If you’ve ever wanted to use artificial intelligence to quickly design a hybrid between a duck and a corgi, now is your time to shine.
On Wednesday, OpenAI announced that anyone can now use the most recent version of its AI-powered DALL-E tool to generate a seemingly limitless range of images just by typing in a few words, months after the startup began gradually rolling it out to users.

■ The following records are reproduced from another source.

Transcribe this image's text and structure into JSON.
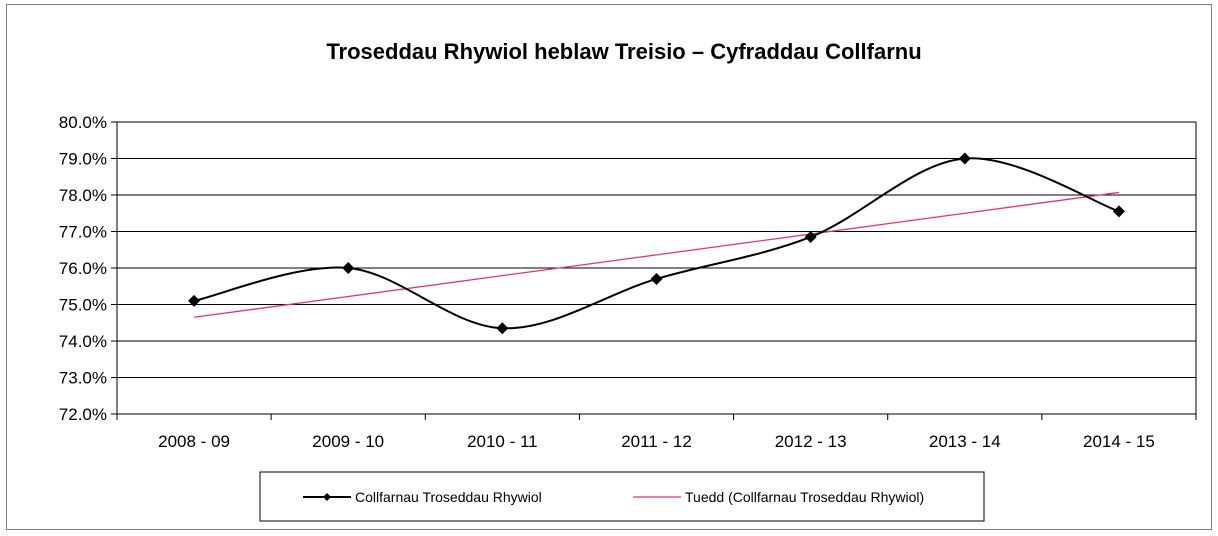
{
  "chart_data": {
    "type": "line",
    "title": "Troseddau Rhywiol heblaw Treisio – Cyfraddau Collfarnu",
    "categories": [
      "2008 - 09",
      "2009 - 10",
      "2010 - 11",
      "2011 - 12",
      "2012 - 13",
      "2013 - 14",
      "2014 - 15"
    ],
    "series": [
      {
        "name": "Collfarnau Troseddau Rhywiol",
        "values": [
          75.1,
          76.0,
          74.35,
          75.7,
          76.85,
          79.0,
          77.55
        ],
        "color": "#000000",
        "marker": "diamond",
        "smooth": true
      },
      {
        "name": "Tuedd (Collfarnau Troseddau Rhywiol)",
        "values": [
          74.65,
          75.22,
          75.79,
          76.36,
          76.93,
          77.5,
          78.07
        ],
        "color": "#e8307a",
        "marker": "none",
        "smooth": false
      }
    ],
    "ylim": [
      72.0,
      80.0
    ],
    "yticks": [
      "72.0%",
      "73.0%",
      "74.0%",
      "75.0%",
      "76.0%",
      "77.0%",
      "78.0%",
      "79.0%",
      "80.0%"
    ],
    "ytick_values": [
      72,
      73,
      74,
      75,
      76,
      77,
      78,
      79,
      80
    ],
    "grid": "horizontal",
    "legend_position": "bottom"
  }
}
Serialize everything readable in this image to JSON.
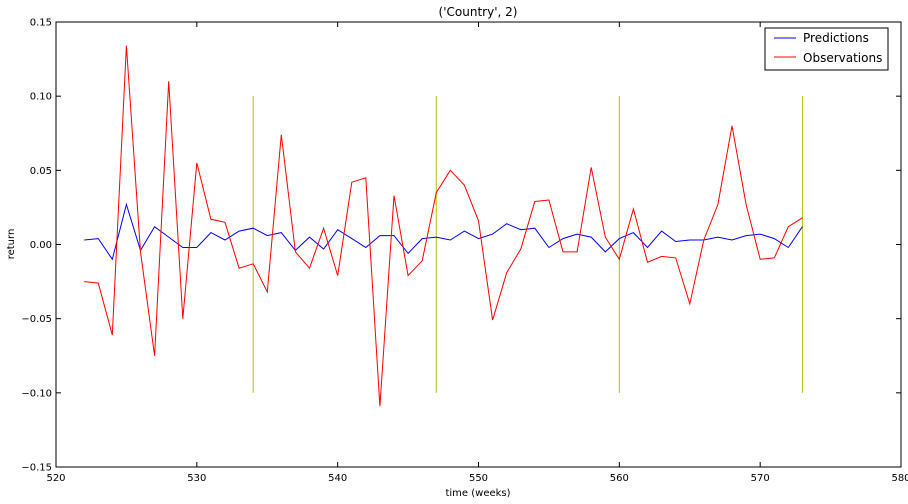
{
  "chart_data": {
    "type": "line",
    "title": "('Country', 2)",
    "xlabel": "time (weeks)",
    "ylabel": "return",
    "xlim": [
      520,
      580
    ],
    "ylim": [
      -0.15,
      0.15
    ],
    "xticks": [
      520,
      530,
      540,
      550,
      560,
      570,
      580
    ],
    "yticks": [
      -0.15,
      -0.1,
      -0.05,
      0.0,
      0.05,
      0.1,
      0.15
    ],
    "xtick_labels": [
      "520",
      "530",
      "540",
      "550",
      "560",
      "570",
      "580"
    ],
    "ytick_labels": [
      "−0.15",
      "−0.10",
      "−0.05",
      "0.00",
      "0.05",
      "0.10",
      "0.15"
    ],
    "grid": false,
    "legend_position": "top-right",
    "x": [
      522,
      523,
      524,
      525,
      526,
      527,
      528,
      529,
      530,
      531,
      532,
      533,
      534,
      535,
      536,
      537,
      538,
      539,
      540,
      541,
      542,
      543,
      544,
      545,
      546,
      547,
      548,
      549,
      550,
      551,
      552,
      553,
      554,
      555,
      556,
      557,
      558,
      559,
      560,
      561,
      562,
      563,
      564,
      565,
      566,
      567,
      568,
      569,
      570,
      571,
      572,
      573
    ],
    "series": [
      {
        "name": "Predictions",
        "color": "#0000ff",
        "values": [
          0.003,
          0.004,
          -0.01,
          0.027,
          -0.004,
          0.012,
          0.005,
          -0.002,
          -0.002,
          0.008,
          0.003,
          0.009,
          0.011,
          0.006,
          0.008,
          -0.004,
          0.005,
          -0.003,
          0.01,
          0.004,
          -0.002,
          0.006,
          0.006,
          -0.006,
          0.004,
          0.005,
          0.003,
          0.009,
          0.004,
          0.007,
          0.014,
          0.01,
          0.011,
          -0.002,
          0.004,
          0.007,
          0.005,
          -0.005,
          0.004,
          0.008,
          -0.002,
          0.009,
          0.002,
          0.003,
          0.003,
          0.005,
          0.003,
          0.006,
          0.007,
          0.004,
          -0.002,
          0.012
        ]
      },
      {
        "name": "Observations",
        "color": "#ff0000",
        "values": [
          -0.025,
          -0.026,
          -0.061,
          0.134,
          -0.005,
          -0.075,
          0.11,
          -0.05,
          0.055,
          0.017,
          0.015,
          -0.016,
          -0.013,
          -0.032,
          0.074,
          -0.005,
          -0.016,
          0.011,
          -0.021,
          0.042,
          0.045,
          -0.109,
          0.033,
          -0.021,
          -0.011,
          0.035,
          0.05,
          0.04,
          0.016,
          -0.051,
          -0.019,
          -0.003,
          0.029,
          0.03,
          -0.005,
          -0.005,
          0.052,
          0.005,
          -0.01,
          0.024,
          -0.012,
          -0.008,
          -0.009,
          -0.04,
          0.003,
          0.027,
          0.08,
          0.027,
          -0.01,
          -0.009,
          0.012,
          0.018
        ]
      }
    ],
    "vlines": {
      "color": "#bfbf00",
      "x": [
        534,
        547,
        560,
        573
      ],
      "y_range": [
        -0.1,
        0.1
      ]
    }
  }
}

The move will likely expand the reach of a new crop of AI-powered tools that have already attracted a wide audience and challenged our fundamental ideas of art and creativity. But it could also add to concerns about how such systems could be misused when widely available.
“Learning from real-world use has allowed us to improve our safety systems, making wider availability possible today,” OpenAI said in a blog post. The company said it has also strengthened the ways it rebuffs users attempts to make its AI create “sexual, violent and other content.”
There are now three well-known, immensely powerful AI systems open to the public that can take in a few words and spit out an image. In addition to DALL-E 2, there’s Midjourney, which became publicly available in July, and Stable Diffusion, which was released to the public in August by Stability AI. All three offer some free credits to users who want to get a feel for making images with AI online; generally, after that, you have to pay.
These so-called generative AI systems are already being used for experimental films, magazine covers, and real-estate ads. An image generated with Midjourney recently won an art competition at the Colorado State Fair, and caused an uproar among artists.
In just months, millions of people have flocked to these AI systems. More than 2.7 million people belong to Midjourney’s Discord server, where users can submit prompts. OpenAI said in its Wednesday blog post that it has more than 1.5 million active users, who have collectively been making more than 2 million images with its system each day. (It should be noted that it can take many tries to get an image you’re happy with when you use these tools.)
Many of the images that have been created by users in recent weeks have been shared online, and the results can be impressive. They range from otherworldly landscapes and a painting of French aristocrats as penguins to a faux vintage photograph of a man walking a tardigrade.
The ascension of such technology, and the increasingly complicated prompts and resulting images, has impressed even longtime industry insiders. Andrej Karpathy, who stepped down from his post as Tesla’s director of AI in July, said in a recent tweet that after getting invited to try DALL-E 2 he felt “frozen” when first trying to decide what to type in and eventually typed “cat”.
“The art of prompts that the community has discovered and increasingly perfected over the last few months for text -> image models is astonishing,” he said.
But the popularity of this technology comes with potential downsides. Experts in AI have raised concerns that the open-ended nature of these systems — which makes them adept at generating all kinds of images from words — and their ability to automate image-making means they could automate bias on a massive scale. A simple example of this: When I fed the prompt “a banker dressed for a big day at the office” to DALL-E 2 this week, the results were all images of middle-aged white men in suits and ties.
“They’re basically letting the users find the loopholes in the system by using it,” said Julie Carpenter, a research scientist and fellow in the Ethics and Emerging Sciences Group at California Polytechnic State University, San Luis Obispo.
These systems also have the potential to be used for nefarious purposes, such as stoking fear or spreading disinformation via images that are altered with AI or entirely fabricated.
There are some limits for what images users can generate. For example, OpenAI has DALL-E 2 users agree to a content policy that tells them to not try to make, upload, or share pictures “that are not G-rated or that could cause harm.” DALL-E 2 also won’t run prompts that include certain banned words. But manipulating verbiage can get around limits: DALL-E 2 won’t process the prompt “a photo of a duck covered in blood,” but it will return images for the prompt “a photo of a duck covered in a viscous red liquid.” OpenAI itself mentioned this sort of “visual synonym” in its documentation for DALL-E 2.
Chris Gilliard, a Just Tech Fellow at the Social Science Research Council, thinks the companies behind these image generators are “severely underestimating” the “endless creativity” of people who are looking to do ill with these tools.
“I feel like this is yet another example of people releasing technology that’s sort of half-baked in terms of figuring out how it’s going to be used to cause chaos and create harm,” he said. “And then hoping that later on maybe there will be some way to address those harms.”
To sidestep potential issues, some stock-image services are banning AI images altogether. Getty Images confirmed to CNN Business on Wednesday that it will not accept image submissions that were created with generative AI models, and will take down any submissions that used those models. This decision applies to its Getty Images, iStock, and Unsplash image services.
“There are open questions with respect to the copyright of outputs from these models and there are unaddressed rights issues with respect to the underlying imagery and metadata used to train these models,” the company said in a statement.
But actually catching and restricting these images could prove to be a challenge.